I have been at SAS for 7 years and up until 10 days ago, I had never been asked this question. Since then, I've been asked four times, so now must be the time to answer it!
Question: Can we simply use a linear regression model to predict the response rate from a binomial experiment rather than logistic regression? My colleagues prefer least square regression even for binary outcomes (respond vs. not respond) because log odds is hard to interpret and translate to additive probabilities.
Answer: Using least squares regression for binary outcomes dates back prior to the mid-1980s; at that time, regression analysis was the only available approach. There are several problems with using regression analysis for binary outcomes: (1) the assumptions of normality and (2) constant variance are violated—so you haven’t met the underlying assumptions of the model. Another problem: (3) we want our predicted probabilities (in our case response rates) to be in the interval (0,1). However, predicted values from regression analysis are unbounded and you could predicted probabilities greater than 1 or less than 0. What would predicted probabilities of 2.43 or -3.2 mean? Since those are nonsensical, elaborate rules on discarding predicted values have to be developed, based on subject matter knowledge.

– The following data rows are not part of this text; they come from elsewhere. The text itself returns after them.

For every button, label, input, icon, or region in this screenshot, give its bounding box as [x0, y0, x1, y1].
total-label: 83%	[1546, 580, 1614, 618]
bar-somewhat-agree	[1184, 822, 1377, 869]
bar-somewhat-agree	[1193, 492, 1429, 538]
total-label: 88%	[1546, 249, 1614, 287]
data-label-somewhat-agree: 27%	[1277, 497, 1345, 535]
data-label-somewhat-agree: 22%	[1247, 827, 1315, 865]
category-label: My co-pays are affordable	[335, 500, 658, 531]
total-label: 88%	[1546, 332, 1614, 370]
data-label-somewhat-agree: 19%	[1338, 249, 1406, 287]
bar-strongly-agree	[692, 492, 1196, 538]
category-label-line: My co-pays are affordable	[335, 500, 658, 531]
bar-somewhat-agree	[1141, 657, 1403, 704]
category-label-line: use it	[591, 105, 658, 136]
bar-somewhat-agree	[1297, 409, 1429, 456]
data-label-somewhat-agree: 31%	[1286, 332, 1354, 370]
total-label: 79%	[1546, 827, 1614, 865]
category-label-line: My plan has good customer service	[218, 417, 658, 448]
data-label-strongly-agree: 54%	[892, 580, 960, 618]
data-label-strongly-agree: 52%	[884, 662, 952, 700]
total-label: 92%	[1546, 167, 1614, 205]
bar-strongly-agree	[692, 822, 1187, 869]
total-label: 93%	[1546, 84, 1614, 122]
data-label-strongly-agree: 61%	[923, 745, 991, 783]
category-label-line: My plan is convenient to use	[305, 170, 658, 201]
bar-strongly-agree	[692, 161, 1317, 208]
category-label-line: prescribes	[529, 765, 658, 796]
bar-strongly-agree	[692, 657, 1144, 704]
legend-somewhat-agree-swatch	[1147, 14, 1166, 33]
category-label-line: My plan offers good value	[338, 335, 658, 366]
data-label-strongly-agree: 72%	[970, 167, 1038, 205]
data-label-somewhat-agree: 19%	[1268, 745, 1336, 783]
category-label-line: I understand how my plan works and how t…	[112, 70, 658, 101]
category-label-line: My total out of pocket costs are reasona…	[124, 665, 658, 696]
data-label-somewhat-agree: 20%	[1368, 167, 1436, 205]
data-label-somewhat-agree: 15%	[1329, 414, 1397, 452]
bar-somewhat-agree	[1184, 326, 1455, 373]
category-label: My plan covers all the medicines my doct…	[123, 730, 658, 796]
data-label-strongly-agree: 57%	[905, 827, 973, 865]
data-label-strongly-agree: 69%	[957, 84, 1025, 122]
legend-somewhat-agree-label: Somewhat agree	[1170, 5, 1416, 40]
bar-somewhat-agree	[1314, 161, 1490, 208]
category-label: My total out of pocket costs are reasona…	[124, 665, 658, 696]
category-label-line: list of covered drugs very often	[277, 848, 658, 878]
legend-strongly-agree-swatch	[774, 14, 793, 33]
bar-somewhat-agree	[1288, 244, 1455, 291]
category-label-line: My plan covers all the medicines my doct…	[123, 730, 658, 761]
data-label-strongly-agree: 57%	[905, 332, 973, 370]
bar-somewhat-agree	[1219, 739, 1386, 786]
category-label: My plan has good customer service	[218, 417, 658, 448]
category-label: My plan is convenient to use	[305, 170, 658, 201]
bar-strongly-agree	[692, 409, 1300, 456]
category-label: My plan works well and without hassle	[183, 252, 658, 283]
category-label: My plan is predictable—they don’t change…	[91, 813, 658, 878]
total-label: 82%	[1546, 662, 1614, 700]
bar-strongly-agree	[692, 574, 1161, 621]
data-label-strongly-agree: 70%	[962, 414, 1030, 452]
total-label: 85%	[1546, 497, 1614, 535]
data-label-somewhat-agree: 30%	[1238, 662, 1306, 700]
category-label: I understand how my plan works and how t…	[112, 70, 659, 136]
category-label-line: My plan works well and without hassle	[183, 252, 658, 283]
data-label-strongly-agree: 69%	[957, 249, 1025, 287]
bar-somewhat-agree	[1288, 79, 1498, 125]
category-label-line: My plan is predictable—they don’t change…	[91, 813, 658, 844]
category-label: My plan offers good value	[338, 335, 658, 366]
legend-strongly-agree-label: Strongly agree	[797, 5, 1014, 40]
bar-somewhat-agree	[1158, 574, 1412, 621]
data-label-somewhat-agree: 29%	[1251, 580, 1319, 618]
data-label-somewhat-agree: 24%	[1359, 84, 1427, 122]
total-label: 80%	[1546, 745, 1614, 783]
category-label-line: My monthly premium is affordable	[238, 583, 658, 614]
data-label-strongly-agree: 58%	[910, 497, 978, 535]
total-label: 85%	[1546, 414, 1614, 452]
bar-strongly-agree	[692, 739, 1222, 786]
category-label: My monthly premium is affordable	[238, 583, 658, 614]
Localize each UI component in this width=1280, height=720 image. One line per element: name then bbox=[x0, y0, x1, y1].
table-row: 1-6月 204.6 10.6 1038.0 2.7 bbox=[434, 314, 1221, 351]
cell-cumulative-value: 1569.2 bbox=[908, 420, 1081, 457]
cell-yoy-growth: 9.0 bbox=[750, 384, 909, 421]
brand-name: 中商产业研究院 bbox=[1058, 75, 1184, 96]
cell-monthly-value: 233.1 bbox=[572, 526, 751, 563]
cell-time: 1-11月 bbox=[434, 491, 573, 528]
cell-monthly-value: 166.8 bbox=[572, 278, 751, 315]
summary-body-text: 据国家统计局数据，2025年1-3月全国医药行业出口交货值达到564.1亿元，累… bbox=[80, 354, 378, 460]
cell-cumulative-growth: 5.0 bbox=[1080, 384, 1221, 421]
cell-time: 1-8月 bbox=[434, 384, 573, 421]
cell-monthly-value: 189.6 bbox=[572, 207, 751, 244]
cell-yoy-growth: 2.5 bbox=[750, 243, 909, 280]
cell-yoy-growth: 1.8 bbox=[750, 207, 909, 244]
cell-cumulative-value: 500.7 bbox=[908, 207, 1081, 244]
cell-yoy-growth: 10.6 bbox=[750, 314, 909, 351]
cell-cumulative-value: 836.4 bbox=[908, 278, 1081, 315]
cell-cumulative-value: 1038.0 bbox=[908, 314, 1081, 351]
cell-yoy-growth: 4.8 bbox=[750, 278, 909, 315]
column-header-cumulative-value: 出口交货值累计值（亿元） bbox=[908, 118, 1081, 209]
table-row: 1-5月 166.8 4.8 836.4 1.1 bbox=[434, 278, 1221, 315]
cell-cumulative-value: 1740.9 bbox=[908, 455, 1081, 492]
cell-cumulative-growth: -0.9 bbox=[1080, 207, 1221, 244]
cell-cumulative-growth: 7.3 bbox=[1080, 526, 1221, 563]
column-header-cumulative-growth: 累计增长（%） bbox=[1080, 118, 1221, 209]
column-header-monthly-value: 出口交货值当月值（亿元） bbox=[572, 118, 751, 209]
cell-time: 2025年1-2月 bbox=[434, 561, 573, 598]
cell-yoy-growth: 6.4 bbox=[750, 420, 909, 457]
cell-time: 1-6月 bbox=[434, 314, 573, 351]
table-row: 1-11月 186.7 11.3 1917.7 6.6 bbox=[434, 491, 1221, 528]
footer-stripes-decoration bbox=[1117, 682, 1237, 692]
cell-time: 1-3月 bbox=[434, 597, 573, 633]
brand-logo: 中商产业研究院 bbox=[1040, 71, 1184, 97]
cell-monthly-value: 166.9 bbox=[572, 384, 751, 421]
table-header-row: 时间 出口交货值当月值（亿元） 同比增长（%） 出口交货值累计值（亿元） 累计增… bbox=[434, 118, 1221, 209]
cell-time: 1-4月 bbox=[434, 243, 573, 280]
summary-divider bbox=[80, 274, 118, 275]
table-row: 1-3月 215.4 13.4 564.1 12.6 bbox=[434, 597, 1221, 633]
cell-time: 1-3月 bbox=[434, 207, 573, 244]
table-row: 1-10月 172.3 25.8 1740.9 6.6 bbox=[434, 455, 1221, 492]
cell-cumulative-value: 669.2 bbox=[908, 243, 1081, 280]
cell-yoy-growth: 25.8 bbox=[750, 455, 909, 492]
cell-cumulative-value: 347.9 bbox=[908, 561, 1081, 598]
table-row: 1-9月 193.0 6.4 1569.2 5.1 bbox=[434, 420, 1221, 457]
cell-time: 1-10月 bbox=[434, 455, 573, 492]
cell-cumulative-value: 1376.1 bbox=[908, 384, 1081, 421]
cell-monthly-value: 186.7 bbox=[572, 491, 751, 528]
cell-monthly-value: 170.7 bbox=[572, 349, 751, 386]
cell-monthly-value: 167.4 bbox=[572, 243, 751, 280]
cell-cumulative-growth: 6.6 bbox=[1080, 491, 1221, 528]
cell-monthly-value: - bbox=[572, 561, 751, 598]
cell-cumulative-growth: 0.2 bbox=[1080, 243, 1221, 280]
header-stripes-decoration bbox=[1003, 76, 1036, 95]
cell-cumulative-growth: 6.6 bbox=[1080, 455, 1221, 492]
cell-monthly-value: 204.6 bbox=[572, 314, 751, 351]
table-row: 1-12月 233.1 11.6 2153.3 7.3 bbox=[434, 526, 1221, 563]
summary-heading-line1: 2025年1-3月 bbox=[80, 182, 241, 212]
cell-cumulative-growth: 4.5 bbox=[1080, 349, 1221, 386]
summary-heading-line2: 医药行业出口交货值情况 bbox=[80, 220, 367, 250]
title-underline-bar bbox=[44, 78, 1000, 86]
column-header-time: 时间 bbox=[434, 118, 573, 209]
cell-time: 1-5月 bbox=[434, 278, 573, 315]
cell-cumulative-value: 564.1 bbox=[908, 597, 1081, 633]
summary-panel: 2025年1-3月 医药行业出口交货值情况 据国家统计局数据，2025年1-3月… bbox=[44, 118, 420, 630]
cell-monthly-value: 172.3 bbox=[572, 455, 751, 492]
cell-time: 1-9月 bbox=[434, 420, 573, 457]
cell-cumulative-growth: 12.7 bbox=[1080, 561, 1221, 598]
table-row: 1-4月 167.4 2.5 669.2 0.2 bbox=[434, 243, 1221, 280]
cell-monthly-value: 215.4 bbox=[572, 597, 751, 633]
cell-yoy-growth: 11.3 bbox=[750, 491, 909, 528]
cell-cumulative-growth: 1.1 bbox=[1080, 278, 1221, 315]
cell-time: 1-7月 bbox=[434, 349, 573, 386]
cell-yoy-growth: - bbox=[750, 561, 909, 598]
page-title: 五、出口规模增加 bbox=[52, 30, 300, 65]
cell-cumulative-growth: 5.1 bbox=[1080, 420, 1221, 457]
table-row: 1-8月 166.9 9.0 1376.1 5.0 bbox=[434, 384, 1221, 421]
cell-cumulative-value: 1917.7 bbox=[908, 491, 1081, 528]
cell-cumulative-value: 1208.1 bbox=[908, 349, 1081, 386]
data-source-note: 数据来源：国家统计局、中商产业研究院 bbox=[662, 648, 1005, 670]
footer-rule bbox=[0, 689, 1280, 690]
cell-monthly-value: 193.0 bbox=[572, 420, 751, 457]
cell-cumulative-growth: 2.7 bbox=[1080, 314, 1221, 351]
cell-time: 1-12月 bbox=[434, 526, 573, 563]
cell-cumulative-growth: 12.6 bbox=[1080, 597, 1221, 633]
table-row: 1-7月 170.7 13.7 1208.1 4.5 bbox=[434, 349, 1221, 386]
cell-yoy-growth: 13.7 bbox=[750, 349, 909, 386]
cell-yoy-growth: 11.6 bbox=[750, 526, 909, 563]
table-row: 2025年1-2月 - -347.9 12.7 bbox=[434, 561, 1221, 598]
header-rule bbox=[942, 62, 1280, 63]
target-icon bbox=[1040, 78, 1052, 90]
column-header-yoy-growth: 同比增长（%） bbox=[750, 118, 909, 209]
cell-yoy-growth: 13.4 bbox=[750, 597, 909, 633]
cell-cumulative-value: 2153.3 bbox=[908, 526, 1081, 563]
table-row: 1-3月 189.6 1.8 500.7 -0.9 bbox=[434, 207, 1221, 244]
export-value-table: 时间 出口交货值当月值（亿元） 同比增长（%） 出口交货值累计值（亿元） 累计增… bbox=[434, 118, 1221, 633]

Even with those problems, regression analysis was the only game in town and, for large samples, the normal approximation would provide a solution. Ordinary least squares regression was used for binary outcomes until John Nelder and Robert Wedderburn formulated generalized linear models in the mid to late 80’s. In their formulation, the distribution is no longer restricted to the normal distribution. Instead, the response can come from an entire family of distributions, known as the exponential family. This includes such well known distributions as the normal, gamma, Bernoulli, binomial, multinomial, negative binomial, Poisson, and others. Furthermore, the linear model is related to the response variable via a link function, which restricts predicted probabilities to the range (0,1) for binomial outcomes; it also allows the magnitude of the variance of each measurement to be a function of its predicted value. So, generalized linear models overcome all three problems mentioned above; they unify many statistical models, such as regression analysis, logistic regression, and Poisson regression (among others).
You can use PROC LOGISTIC, PROC GENMOD, and PROC GLIMMIX for logistic regression. In each procedure, you get your predicted probabilities using the ESTIMATE statement. Below is sample code using data from our course Design of Experiments for Direct Marketing class, but the syntax can be used for any binary outcome. Adding the ILINK option after the slash on the ESTIMATE statement gives the predicted probabilities (i.e., our predicted response rates)—they are the values labeled ‘Mean’ in the output that follows:
proc logistic data=s.dem0304;
class interestRate Sticker / param=glm;
model response(event="1")= interestRate Sticker riskScr;
estimate 'Response for High Interest Rate' int 1 interestRate 1 0 / ilink;
estimate 'Response for Low Interest Rate' int 1 interestRate 0 1 / ilink;
contrast 'Response for High vs Low Interest Rate' interestRate 1 -1;
estimate 'overall response rate' int 1 / ilink;
run;
Contrast Test Results | |||
---|---|---|---|
Contrast | DF | Wald Chi-Square |
Pr > ChiSq |
Response for High vs Low Interest Rate | 1 | 290.5752 | <.0001 |
Estimate | ||||||
---|---|---|---|---|---|---|
Label | Estimate | Standard Error | z Value | Pr > |z| | Mean | Standard Error of Mean |
Response for High Interest Rate | -3.3428 | 0.3179 | -10.52 | <.0001 | 0.03413 | 0.01048 |
Estimate | ||||||
---|---|---|---|---|---|---|
Label | Estimate | Standard Error | z Value | Pr > |z| | Mean | Standard Error of Mean |
Response for Low Interest Rate | -2.2162 | 0.3145 | -7.05 | <.0001 | 0.09831 | 0.02788 |
Estimate | ||||||
---|---|---|---|---|---|---|
Label | Estimate | Standard Error | z Value | Pr > |z| | Mean | Standard Error of Mean |
overall response rate | -2.7795 | 0.3145 | -8.84 | <.0001 | 0.05844 | 0.01730 |
The first output, labeled ‘Contrast Test Results’ indicate that the predicted probability (our response rate) for the HIGH interest rate offer is significantly different from the one for LOW interest rate offer. The predicted probabilities (response rates) are in the tables labeled ‘Estimate’, and can be found in the columns labeled 'Mean'. These results indicate that the predicted response rate is 0.03413 for the High Interest Rate offer, 0.09831 for the Low Interest Rate offer, and 0.05844 overall. (Standard errors are shown in the last column of each table.)
While this example is for direct marketing, the ideas may be generalized to any data set with a dichotomous outcome.
1 Comment
Great post, Chris! I sometimes get the same question, and I'm sure lots of people will feel better having your post to clarify the problem when faced with pressure to use OLS regression to model a binomial outcome variable.